The question is, what would be a rational strategy for those seeking to build a democratic society under such circumstances? It is a complex and so far unresolved problem which, along with other related matters, would be interesting to discuss at the session.

—  According to the abstract of your paper, the evolution of modern developed societies leads to a decrease in the significance of institutions of authority and competitive mechanisms; instead, the role of positive collaboration increases, accompanied by tolerance, altruism, etc. Which areas of collaboration – in society in general or between institutions – are you speaking about?

— I examine the evolution of institutions in the areas of intergovernmental, economic and political interactions. For centuries, war as the most drastic form of competition – except, perhaps, cannibalism – was considered a 'natural' type of interaction between countries; Kant wrote about it in 1795, calling nations to 'eternal peace'. In 1909, there were just 37 intergovernmental organisations in existence; today, many thousands of them exist, and the the total number of international organisations is close to 70,000. They facilitate cooperation in all important spheres of human activity and settle disputes which would have probably led to wars in the past. The European Union, having brought together countries previously warring for centuries, is a remarkable example of international cooperation. Today the E.U. is going through certain difficulties, but I am sure that the subtle mechanisms of balancing various interests will help the Europeans overcome them.

Economic competition is not as expensive as war, but here, too, the costs have been high in the recent past. In economic competition, many of the outputs produced by those who have lost the battle remain unused, thousands of enterprises go bankrupt each year; failure to address externalities and very short planning horizons lead to ineffective decisions; competitive systems are unstable in terms of market power and often generate unreasonable transaction costs due to price wars, excessive marketing, etc., as well as the psychological costs to the competitors.

However, development can bring about changes in civic culture, followed by changes in economic mechanisms. Bankruptcy cases which relatively recently could have resulted in incarceration are increasingly settled by mutual agreement between debtors and creditors. Trade collusion still punishable by prison in certain countries is increasingly recognised in developed societies as a form of cooperation beneficial to the public. Cooperation becomes naturally integrated in competition, sometimes irrespective of the parties' intent. It is not accidental that in many cities, jewellery stores are located in the same street. Two American scholars coined the word 'coopetition' in 1996 to describe a combination of competition and cooperation.
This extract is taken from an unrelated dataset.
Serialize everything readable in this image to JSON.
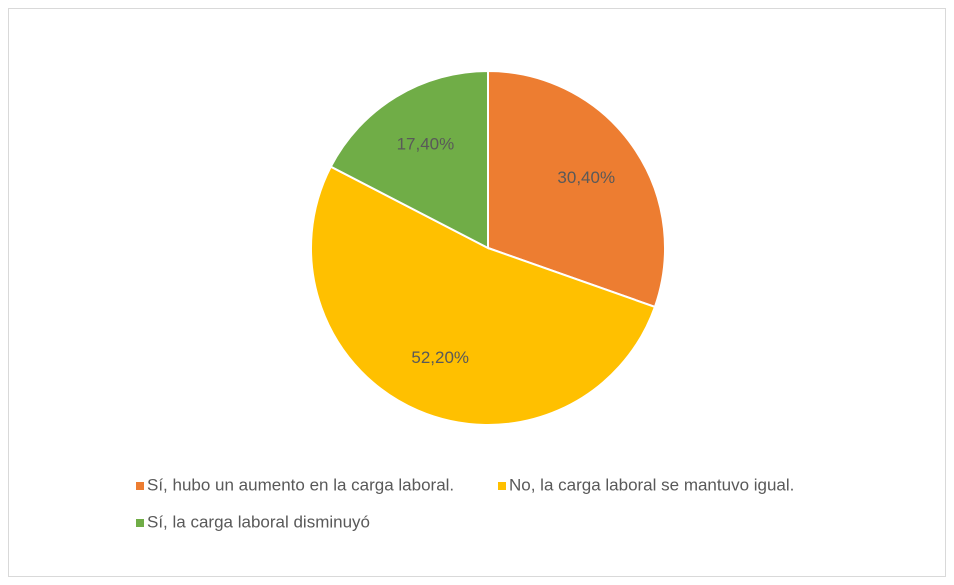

Mechanisms of cooperation are increasingly replacing not only those of competition, but also the functions of government which until recently seemed to be the only possible regulator of competition. In particular, business associations are now assuming regulatory functions.

— What can you say about the situation in Russia in this context?  

— Of course, the said evolution of institutions is mainly manifested in highly developed societies. In Russia, fair competition is is often lacking. However, the role of cooperation is growing here as well. Understanding the patterns of development can help us pass faster through stages that Western countries have already encountered.

— Do you believe that increasing cooperation can help combat economic inequality?

— Definitely. It is no accident that inequality is relatively low in the Nordic countries, where the mechanisms of economic and political cooperation are particularly well developed.